Arrodillado frente al televisor, como si rindiera homenaje a la más grande
deidad, Guo sabía que la amaría siempre.
Golpea la puerta
del apartamento de Shui con una tabla que le roba la piel de las manos, en su
mente ese televisor estalla, todo se llena de llamas, y movido por la ansiedad se
adentra, sabiendo que, al menos, ya no se arrepentirá nunca más.
Sin que las
piernas puedan aguantarle, se obliga a arrastrarse entre el fuego que se come
su carne y se alimenta del aire que ya no tiene. El suelo se despedaza a su
alrededor, y a través de un agujero que atraviesa otros suelos, los cadáveres
calcinados se retuercen en posturas que cavan surcos en la mente.
Unas manos fuertes
le cogen de los brazos y se lo llevan lejos.
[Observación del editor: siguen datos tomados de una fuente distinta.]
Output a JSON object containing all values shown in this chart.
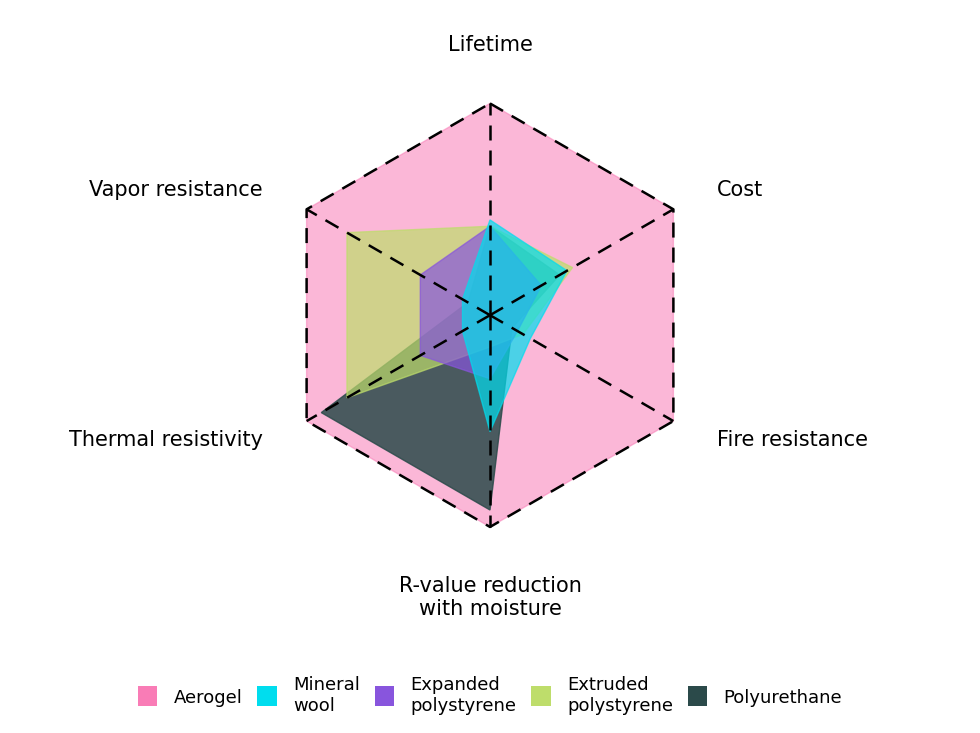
{
  "categories": [
    "Lifetime",
    "Cost",
    "Fire resistance",
    "R-value reduction\nwith moisture",
    "Thermal resistivity",
    "Vapor resistance"
  ],
  "num_vars": 6,
  "max_val": 1.0,
  "materials": [
    {
      "name": "Aerogel",
      "values": [
        1.0,
        1.0,
        1.0,
        1.0,
        1.0,
        1.0
      ],
      "color": "#F97CB6",
      "alpha": 0.55,
      "zorder": 1,
      "linewidth": 0
    },
    {
      "name": "Polyurethane",
      "values": [
        0.42,
        0.38,
        0.12,
        0.92,
        0.92,
        0.12
      ],
      "color": "#2B4A4A",
      "alpha": 0.85,
      "zorder": 2,
      "linewidth": 0
    },
    {
      "name": "Extruded polystyrene",
      "values": [
        0.42,
        0.45,
        0.18,
        0.15,
        0.78,
        0.78
      ],
      "color": "#BEDD6B",
      "alpha": 0.7,
      "zorder": 3,
      "linewidth": 0
    },
    {
      "name": "Expanded polystyrene",
      "values": [
        0.42,
        0.28,
        0.15,
        0.3,
        0.38,
        0.38
      ],
      "color": "#8855DD",
      "alpha": 0.7,
      "zorder": 4,
      "linewidth": 0
    },
    {
      "name": "Mineral wool",
      "values": [
        0.45,
        0.42,
        0.22,
        0.55,
        0.15,
        0.15
      ],
      "color": "#00DDEE",
      "alpha": 0.7,
      "zorder": 5,
      "linewidth": 0
    }
  ],
  "legend_entries": [
    {
      "label": "Aerogel",
      "color": "#F97CB6"
    },
    {
      "label": "Mineral\nwool",
      "color": "#00DDEE"
    },
    {
      "label": "Expanded\npolystyrene",
      "color": "#8855DD"
    },
    {
      "label": "Extruded\npolystyrene",
      "color": "#BEDD6B"
    },
    {
      "label": "Polyurethane",
      "color": "#2B4A4A"
    }
  ],
  "axis_label_fontsize": 15,
  "legend_fontsize": 13,
  "background_color": "#FFFFFF",
  "grid_linestyle": "--",
  "grid_linewidth": 1.8,
  "grid_color": "#000000"
}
El rostro de Shui Tsei se recorta
en la luz nocturna de una ventana: sus ojos enfermos, bañados en lágrimas; su
sonrisa que tiembla y quiere decir algo; pero también su cuerpo, el único hogar
que ha deseado.
—¿Por qué?
—Shui vocaliza con dificultad—, ¿por qué no has huido?
Y en las
nubes de humo negro, Guo rompe a llorar.
En los ríos
de oro de la ciudad y entre las canciones de los casinos que trae el viento,
rugen los motores y se encienden con un poderío disimulado las sirenas. Juntos,
como si guardaran el mundo en un abrazo, bajo la ventana abierta, Guo se atreve
a pronunciar las palabras que tanto tiempo ha guardado, hasta que su aliento se
acaba bajo la violencia de la ciudad, bajo los gritos de auxilio y de horror,
bajo las sirenas a los pies del edificio.
Se miran a
los ojos. Despojados de cualquier esperanza ya no hay miedo. Entre los brazos
de la mujer que ama, Guo no duda.
—No te
preocupes. Yo te enseñaré a volar.
Shui asiente.
Y desde la escalera que sube entre un infierno de gases negros, un bombero llega a observar sus cuerpos como dos cometas atadas a su destino.